Please verbally confirm your acceptance of this offer to me, sign this document, and fax/scan back to me a signed copy of this offer letter no later than 5:00 pm EDT on November 27, 2012. Following that, additional materials will be sent to you electronically.
Marc, we are confident that the position will be challenging and rewarding, that you will make significant contributions, and that you will achieve personal success at Pitney Bowes.
Sincerely,

/s/ Eduardo Menascé
Eduardo Menascé
Chairman, Executive Compensation Committee of the Board of Directors
Pitney Bowes Inc.
Attachments: Terms and Conditions
Acceptance Confirmation:

/s/ Marc Lautenbach         11 – 27 – 12
Marc Lautenbach                    Date




5




Terms and Conditions
1.
Completion of a Proprietary Information Protection Agreement (standard form attached). For purposes of such Agreement: (i) Paragraph (III) thereof will not prohibit you from retaining your address books that contain only contact information; (ii) Paragraph (IV)(A) will not apply to your employment with or other provision of services to a separately managed and operated division or affiliate of a competitor if such division or affiliate does not compete with the Company’s business and you do not discuss any material matters with regard to the competing division with employees of any divisions or affiliates of such business that do compete with the Company’s business; (iii) for purposes of Paragraph (IV)(B), a person, company or entity will be deemed a prospective customer of the Company if the Company has made a business proposal to such person, company or entity within twelve (12) months prior to your termination of employment; (iv) you will not be deemed to have violated Paragraph (IV)(C) with respect to an independent contractor of the Company unless such independent contractor provides services to the Company on an exclusive or semi-exclusive basis; and (v) you will not be deemed to have violated Paragraph (IV)(C) solely because a Company employee or independent contractor responds to a general advertisement not specifically targeted at Company employees or independent contractors.
2.
As a condition of your employment you will be required to electronically sign and comply with a PB Resolve Agreement. The PB Resolve Agreement requires, among other provisions, that all covered disputes you may have with the Company and the Company may have with you, be submitted to the Company’s alternate dispute resolution process (“PB Resolve”), which includes full and final resolution of disputes through a four step process, ending with binding arbitration.
3.
Please note that you must satisfy the drug test requirement within your first thirty (30) days of employment and the background verification requirement prior to your first day of employment. Failure to complete these steps in the agreed upon time frame will result in the rescission and/or cancellation of this offer and your application for employment with any Pitney Bowes Company will not be reconsidered for a period of one year.
4.
Provision of the proper immigration control forms (I-9).
One additional important matter: Pitney Bowes does not wish to receive any documents or any confidential information concerning any business, technical or other matters of which you might be aware as a result of your former employment or from any other party. If at any time you are in doubt about whether or not to bring with you any information or disclose any such information, you should resolve the situation by not disclosing or discussing any information which could create a present or future conflict for you or Pitney Bowes.

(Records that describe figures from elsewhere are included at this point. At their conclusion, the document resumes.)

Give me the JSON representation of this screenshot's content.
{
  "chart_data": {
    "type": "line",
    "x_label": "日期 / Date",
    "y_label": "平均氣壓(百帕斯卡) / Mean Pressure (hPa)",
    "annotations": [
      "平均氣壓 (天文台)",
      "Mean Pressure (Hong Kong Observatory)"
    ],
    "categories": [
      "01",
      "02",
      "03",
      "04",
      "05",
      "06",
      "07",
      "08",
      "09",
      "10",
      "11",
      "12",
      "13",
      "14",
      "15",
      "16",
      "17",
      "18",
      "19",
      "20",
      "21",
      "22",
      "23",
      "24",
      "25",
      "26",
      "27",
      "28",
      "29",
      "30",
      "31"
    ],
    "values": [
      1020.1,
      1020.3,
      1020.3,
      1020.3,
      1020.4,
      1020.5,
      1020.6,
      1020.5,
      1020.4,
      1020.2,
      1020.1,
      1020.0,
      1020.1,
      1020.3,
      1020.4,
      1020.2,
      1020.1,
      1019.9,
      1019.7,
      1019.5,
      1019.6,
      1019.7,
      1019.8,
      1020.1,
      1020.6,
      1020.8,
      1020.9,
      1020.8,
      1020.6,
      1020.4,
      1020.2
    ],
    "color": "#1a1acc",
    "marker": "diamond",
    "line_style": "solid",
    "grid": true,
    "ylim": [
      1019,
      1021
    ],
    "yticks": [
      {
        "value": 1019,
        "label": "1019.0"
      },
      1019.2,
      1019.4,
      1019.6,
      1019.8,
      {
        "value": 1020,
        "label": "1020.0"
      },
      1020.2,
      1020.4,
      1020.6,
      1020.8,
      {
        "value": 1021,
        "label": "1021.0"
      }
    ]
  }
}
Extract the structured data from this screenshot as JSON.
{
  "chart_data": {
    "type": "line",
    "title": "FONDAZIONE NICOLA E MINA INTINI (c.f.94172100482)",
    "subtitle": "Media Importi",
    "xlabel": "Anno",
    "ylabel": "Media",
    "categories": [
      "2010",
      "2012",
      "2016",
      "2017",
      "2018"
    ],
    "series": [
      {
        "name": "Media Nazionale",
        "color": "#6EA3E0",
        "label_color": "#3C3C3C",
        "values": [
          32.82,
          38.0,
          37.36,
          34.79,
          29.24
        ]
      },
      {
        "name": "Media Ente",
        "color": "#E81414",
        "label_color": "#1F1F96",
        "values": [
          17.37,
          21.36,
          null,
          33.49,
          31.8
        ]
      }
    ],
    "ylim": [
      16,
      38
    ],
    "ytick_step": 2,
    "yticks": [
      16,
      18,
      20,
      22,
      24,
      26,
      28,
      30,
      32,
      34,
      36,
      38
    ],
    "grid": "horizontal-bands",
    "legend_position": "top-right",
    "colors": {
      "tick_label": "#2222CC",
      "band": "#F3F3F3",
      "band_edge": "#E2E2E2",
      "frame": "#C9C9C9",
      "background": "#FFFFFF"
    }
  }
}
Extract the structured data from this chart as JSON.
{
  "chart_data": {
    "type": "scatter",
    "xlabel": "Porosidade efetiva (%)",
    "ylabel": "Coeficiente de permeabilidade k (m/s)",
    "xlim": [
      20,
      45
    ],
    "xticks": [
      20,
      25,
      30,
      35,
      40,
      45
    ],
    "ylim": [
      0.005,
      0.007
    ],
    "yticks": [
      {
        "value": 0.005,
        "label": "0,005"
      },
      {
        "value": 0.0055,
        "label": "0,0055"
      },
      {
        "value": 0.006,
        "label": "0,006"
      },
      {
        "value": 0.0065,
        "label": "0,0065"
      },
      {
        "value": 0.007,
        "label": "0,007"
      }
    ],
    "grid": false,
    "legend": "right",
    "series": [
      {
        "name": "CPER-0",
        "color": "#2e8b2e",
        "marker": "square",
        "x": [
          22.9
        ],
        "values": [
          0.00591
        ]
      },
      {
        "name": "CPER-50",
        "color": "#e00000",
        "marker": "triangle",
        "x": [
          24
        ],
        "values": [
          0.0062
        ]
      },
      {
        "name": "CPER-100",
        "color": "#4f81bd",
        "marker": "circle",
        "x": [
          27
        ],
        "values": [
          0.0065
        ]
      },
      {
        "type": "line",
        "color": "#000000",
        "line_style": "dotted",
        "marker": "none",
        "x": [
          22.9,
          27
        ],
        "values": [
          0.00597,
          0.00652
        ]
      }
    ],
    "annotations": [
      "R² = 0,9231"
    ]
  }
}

You have advised us that you are not under any current or former agreement that prohibits you from being employed by Pitney Bowes. You understand that in the event such an agreement exists, Pitney Bowes has the right to end your employment or contest the agreement at its sole discretion. In addition, you understand and agree your employment is “at-will”, which means that you or Pitney Bowes can end your employment at any time for any reason.